Au-delà de ses multiples répercussions, politiques, économiques ou sociales, la peur est d’abord un phénomène mental qui a façonné (et continue de le faire) la personnalité du marocain moyen. Pour décrypter le phénomène, historiquement mais aussi psychologiquement, Zamane s’entretient avec le Professeur Driss Moussaoui, grand psychiatre et fin connaisseur de l’histoire marocaine.
Est-ce que vous pensez que les Marocains ont développé, à travers leur longue histoire, une « peur » qui n’appartient qu’à eux, qui leur est propre ?
Non. La peur est universelle. C’est un mécanisme psychologique indispensable à la survie. Traditionnellement, on dit « Li taykhaf, matkhaf ‘lih mou » (littéralement « Ne te fais pas de souci pour celui qui a peur »). En effet, une personne qui est plutôt craintive se met rarement en danger. Comme la douleur pour l’intégrité physique, la peur constitue un mécanisme d’auto-conservation. Cela a toujours existé et existera toujours, chez l’être humain comme chez tout autre animal.
Et d’où peut venir au juste cette peur ?
Pour le Maroc, il y a des facteurs exogènes, qui proviennent de notre situation géographique particulière, avec tous les conflits qui nous ont opposé aux nations voisines et lointaines, mais il y a surtout les dangers endogènes qui étaient beaucoup plus importants. Historiquement, le mode de vie des Marocains était tel qu’il y avait, tous les dix ans, une guerre fratricide entre tribus, entre Bled Makhzen et Bled Siba. Il y avait également la sécheresse qui frappait régulièrement, les sauterelles qui décimaient les plantations, les épidémies où périssait jusqu’à 40% de toute la population marocaine. Il y avait une sorte d’insécurité permanente due à des catastrophes naturelles, et d’autres dues aux hommes, en particulier le pouvoir local ou central. Il faut savoir que rien de cela n’a été oublié car tout s’inscrit dans l’inconscient collectif.

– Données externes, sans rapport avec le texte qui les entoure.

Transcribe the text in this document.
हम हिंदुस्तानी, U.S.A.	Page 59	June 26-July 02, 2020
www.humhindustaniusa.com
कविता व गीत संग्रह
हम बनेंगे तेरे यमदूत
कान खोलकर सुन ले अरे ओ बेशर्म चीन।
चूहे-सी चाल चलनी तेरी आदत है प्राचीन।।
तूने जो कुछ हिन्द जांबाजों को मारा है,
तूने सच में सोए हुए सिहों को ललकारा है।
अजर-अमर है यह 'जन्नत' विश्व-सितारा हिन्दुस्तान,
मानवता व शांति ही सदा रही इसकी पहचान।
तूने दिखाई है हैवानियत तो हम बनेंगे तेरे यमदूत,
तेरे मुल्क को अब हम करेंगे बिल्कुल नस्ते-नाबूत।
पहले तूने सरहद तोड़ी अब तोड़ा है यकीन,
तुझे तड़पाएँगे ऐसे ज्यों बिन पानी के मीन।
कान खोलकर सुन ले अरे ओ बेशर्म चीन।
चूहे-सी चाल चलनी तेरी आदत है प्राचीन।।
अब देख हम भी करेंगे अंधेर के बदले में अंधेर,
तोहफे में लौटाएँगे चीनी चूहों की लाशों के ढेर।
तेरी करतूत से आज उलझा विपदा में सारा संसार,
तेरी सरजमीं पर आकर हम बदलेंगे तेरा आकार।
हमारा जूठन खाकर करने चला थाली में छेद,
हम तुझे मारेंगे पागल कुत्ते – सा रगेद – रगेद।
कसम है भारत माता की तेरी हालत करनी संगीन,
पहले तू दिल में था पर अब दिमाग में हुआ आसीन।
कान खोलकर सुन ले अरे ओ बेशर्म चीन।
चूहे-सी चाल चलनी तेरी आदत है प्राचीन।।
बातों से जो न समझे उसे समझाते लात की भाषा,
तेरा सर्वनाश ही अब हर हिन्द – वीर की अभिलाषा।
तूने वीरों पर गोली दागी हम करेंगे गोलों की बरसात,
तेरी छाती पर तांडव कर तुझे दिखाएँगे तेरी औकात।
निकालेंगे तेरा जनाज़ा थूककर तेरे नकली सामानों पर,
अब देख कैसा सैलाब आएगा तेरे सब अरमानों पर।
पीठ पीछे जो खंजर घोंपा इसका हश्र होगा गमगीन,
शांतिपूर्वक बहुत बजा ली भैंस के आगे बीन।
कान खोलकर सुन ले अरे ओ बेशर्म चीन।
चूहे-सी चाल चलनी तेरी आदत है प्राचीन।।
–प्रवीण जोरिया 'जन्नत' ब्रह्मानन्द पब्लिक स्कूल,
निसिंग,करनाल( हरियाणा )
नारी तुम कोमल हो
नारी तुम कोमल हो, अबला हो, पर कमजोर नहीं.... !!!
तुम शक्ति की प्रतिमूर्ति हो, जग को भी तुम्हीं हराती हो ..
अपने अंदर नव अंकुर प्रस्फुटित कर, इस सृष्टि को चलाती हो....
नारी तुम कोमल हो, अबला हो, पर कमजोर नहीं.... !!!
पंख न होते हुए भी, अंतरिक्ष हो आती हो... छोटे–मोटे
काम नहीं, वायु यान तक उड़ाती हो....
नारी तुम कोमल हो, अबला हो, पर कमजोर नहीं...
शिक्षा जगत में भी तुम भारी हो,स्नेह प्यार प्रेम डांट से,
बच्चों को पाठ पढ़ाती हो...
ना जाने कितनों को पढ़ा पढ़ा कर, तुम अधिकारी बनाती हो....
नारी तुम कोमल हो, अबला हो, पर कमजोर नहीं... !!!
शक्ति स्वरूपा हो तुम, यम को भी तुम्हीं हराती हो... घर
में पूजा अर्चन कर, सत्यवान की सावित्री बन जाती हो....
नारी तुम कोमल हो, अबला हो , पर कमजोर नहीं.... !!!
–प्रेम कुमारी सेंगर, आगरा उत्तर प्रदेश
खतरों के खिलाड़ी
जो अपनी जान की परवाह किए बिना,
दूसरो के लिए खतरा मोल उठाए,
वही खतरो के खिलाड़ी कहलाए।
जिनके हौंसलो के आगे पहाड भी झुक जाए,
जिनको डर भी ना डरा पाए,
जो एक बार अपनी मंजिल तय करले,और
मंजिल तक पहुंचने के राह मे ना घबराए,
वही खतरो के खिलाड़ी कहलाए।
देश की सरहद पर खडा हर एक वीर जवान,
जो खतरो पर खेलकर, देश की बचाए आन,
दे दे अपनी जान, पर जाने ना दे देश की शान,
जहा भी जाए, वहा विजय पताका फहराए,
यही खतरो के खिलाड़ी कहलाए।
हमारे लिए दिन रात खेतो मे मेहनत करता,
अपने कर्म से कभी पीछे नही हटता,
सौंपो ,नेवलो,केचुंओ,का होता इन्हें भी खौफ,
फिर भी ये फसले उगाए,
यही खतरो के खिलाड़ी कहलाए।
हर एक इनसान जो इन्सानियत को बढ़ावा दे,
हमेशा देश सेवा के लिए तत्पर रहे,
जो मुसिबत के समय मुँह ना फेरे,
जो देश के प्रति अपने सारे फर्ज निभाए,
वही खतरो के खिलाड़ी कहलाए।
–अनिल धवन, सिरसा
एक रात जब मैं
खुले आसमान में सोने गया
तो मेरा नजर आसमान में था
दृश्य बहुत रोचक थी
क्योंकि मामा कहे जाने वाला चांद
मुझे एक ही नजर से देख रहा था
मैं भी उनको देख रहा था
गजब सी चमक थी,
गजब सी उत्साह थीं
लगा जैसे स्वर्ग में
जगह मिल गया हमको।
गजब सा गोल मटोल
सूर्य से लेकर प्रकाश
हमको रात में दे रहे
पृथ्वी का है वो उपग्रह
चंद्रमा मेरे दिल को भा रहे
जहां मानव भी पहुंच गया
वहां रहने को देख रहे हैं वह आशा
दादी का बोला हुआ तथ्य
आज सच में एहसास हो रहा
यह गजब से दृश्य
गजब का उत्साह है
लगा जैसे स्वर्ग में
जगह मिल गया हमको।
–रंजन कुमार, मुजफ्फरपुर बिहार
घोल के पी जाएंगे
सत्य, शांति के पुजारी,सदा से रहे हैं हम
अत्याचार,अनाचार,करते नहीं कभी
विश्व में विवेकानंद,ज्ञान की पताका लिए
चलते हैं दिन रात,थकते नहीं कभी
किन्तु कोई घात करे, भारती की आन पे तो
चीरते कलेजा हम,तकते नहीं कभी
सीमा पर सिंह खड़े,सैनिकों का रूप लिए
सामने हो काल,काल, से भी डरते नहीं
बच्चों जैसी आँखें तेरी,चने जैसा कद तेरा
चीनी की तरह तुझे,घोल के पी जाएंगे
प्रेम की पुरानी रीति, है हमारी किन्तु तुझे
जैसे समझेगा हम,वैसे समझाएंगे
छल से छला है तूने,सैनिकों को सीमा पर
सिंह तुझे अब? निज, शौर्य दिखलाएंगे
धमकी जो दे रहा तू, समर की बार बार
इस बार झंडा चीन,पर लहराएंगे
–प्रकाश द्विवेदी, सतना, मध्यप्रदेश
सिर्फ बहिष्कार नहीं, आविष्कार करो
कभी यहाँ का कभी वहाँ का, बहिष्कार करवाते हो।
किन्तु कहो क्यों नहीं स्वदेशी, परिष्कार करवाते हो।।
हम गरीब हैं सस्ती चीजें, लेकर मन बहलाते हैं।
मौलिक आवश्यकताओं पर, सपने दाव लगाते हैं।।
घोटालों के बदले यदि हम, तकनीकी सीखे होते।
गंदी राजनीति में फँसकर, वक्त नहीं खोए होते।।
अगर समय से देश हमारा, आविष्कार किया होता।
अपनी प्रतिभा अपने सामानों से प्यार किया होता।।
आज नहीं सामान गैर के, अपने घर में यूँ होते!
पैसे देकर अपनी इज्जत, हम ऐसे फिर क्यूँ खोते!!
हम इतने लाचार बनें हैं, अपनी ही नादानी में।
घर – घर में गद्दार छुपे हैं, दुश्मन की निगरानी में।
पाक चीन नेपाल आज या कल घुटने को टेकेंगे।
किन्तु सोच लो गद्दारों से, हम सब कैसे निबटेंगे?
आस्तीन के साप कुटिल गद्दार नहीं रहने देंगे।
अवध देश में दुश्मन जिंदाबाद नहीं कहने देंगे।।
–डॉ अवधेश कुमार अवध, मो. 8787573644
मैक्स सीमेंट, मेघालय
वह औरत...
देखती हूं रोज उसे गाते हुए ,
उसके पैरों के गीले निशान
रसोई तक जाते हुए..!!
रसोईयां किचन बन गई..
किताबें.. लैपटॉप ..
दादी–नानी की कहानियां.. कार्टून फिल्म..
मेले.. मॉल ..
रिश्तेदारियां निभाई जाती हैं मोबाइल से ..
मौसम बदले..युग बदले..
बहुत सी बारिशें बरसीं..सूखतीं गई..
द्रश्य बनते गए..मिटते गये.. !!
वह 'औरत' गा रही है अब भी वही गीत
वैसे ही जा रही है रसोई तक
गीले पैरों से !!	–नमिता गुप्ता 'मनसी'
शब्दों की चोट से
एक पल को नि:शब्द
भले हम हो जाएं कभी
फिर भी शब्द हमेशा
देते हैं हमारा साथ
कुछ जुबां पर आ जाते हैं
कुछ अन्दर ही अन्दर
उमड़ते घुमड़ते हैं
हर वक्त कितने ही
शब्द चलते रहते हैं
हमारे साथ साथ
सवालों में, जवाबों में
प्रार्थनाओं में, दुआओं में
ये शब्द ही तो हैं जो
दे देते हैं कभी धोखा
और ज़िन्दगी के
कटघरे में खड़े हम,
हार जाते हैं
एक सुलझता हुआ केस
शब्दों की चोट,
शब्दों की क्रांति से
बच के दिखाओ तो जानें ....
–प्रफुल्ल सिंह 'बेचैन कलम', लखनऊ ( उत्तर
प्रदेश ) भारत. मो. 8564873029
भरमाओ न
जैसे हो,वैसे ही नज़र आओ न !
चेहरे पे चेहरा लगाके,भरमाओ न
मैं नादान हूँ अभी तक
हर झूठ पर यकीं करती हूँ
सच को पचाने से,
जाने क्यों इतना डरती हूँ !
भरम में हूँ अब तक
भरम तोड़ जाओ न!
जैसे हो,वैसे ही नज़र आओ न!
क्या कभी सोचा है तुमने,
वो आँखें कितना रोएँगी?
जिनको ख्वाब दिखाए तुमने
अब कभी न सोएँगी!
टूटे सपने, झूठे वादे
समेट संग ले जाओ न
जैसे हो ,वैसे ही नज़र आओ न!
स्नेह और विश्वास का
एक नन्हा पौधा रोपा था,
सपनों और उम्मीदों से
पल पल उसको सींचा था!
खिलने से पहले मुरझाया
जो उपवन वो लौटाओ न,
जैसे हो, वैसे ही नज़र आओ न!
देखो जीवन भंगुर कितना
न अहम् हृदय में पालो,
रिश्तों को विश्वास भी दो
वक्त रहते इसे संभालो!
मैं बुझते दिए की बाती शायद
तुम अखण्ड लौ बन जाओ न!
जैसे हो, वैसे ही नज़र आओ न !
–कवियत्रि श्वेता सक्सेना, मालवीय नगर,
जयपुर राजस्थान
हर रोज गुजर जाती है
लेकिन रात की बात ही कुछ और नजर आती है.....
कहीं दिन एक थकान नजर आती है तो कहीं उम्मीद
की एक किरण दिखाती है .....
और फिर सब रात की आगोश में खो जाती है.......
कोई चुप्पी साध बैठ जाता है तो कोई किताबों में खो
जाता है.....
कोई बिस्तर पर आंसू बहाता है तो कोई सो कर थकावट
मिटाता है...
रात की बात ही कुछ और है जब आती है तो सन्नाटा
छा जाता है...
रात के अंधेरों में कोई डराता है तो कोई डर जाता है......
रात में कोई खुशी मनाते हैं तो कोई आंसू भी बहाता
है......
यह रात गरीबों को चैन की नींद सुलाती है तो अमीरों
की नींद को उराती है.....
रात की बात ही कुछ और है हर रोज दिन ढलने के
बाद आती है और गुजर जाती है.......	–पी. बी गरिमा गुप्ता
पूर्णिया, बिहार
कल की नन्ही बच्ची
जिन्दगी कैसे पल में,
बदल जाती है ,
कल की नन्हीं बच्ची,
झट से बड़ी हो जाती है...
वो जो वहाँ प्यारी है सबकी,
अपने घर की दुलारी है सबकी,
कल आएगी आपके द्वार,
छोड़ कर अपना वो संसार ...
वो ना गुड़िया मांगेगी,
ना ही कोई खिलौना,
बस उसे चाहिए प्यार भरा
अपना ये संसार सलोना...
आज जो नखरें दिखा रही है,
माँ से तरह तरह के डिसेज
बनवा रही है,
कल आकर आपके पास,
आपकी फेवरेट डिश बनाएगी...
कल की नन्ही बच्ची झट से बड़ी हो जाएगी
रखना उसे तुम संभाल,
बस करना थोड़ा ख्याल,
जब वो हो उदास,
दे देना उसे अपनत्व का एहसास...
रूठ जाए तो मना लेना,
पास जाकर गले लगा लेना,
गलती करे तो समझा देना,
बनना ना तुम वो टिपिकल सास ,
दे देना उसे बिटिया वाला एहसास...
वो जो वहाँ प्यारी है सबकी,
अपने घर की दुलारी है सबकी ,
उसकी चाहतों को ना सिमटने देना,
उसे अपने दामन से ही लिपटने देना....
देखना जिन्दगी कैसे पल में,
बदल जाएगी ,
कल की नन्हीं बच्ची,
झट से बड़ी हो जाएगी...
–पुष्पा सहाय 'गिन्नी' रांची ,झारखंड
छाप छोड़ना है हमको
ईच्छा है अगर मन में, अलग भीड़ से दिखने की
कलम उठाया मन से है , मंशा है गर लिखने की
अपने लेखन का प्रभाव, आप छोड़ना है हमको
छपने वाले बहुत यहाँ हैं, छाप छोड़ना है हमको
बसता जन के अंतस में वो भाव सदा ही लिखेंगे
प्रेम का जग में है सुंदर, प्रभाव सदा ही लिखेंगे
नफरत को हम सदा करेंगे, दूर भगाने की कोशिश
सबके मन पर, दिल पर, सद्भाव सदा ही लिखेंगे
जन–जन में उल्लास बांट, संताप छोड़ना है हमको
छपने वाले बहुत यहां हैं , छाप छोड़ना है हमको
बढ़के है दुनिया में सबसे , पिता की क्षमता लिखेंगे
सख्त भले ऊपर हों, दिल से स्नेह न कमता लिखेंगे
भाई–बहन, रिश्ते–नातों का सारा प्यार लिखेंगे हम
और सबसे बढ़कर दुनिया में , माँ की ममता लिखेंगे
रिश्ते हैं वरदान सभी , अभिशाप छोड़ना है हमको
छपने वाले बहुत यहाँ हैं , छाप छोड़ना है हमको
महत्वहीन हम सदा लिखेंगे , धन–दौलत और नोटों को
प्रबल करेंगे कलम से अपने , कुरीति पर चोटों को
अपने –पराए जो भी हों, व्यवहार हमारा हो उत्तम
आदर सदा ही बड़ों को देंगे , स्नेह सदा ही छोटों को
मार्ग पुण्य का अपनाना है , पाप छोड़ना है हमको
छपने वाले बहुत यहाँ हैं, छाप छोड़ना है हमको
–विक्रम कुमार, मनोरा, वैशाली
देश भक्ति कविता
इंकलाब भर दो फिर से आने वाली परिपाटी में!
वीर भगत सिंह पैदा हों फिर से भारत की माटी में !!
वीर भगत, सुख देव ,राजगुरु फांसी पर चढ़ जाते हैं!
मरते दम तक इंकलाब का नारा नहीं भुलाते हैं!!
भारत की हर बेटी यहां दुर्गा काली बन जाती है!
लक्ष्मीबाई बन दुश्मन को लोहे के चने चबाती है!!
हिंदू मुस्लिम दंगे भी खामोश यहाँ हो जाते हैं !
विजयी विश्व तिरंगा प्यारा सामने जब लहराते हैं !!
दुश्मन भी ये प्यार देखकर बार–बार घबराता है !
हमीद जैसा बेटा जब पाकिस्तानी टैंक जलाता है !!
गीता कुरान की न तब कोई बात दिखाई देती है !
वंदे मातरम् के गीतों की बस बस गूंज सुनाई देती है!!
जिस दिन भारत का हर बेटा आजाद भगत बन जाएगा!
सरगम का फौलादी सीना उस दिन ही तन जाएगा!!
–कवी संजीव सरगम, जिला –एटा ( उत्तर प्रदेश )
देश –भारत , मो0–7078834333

À côté de cela, il y avait aussi les cycles de famines, dont la dernière date de 1942, le fameux ‘3am Lboun’. Tout ça, historiquement parlant, est encore frais dans les mémoires et la peur de mourir de faim reste dans la parole collective : « Ma kayktel ghir jou’ » (il n’y a que la faim qui tue), « Lli mat ‘la chb’a, lahla aga’dlou rass » (celui qui meurt le ventre plein, n’a pas à se plaindre).
Propos recueillis par Soufiane Sbiti
Lire la suite de l’article dans Zamane N°108 (Novembre 2019)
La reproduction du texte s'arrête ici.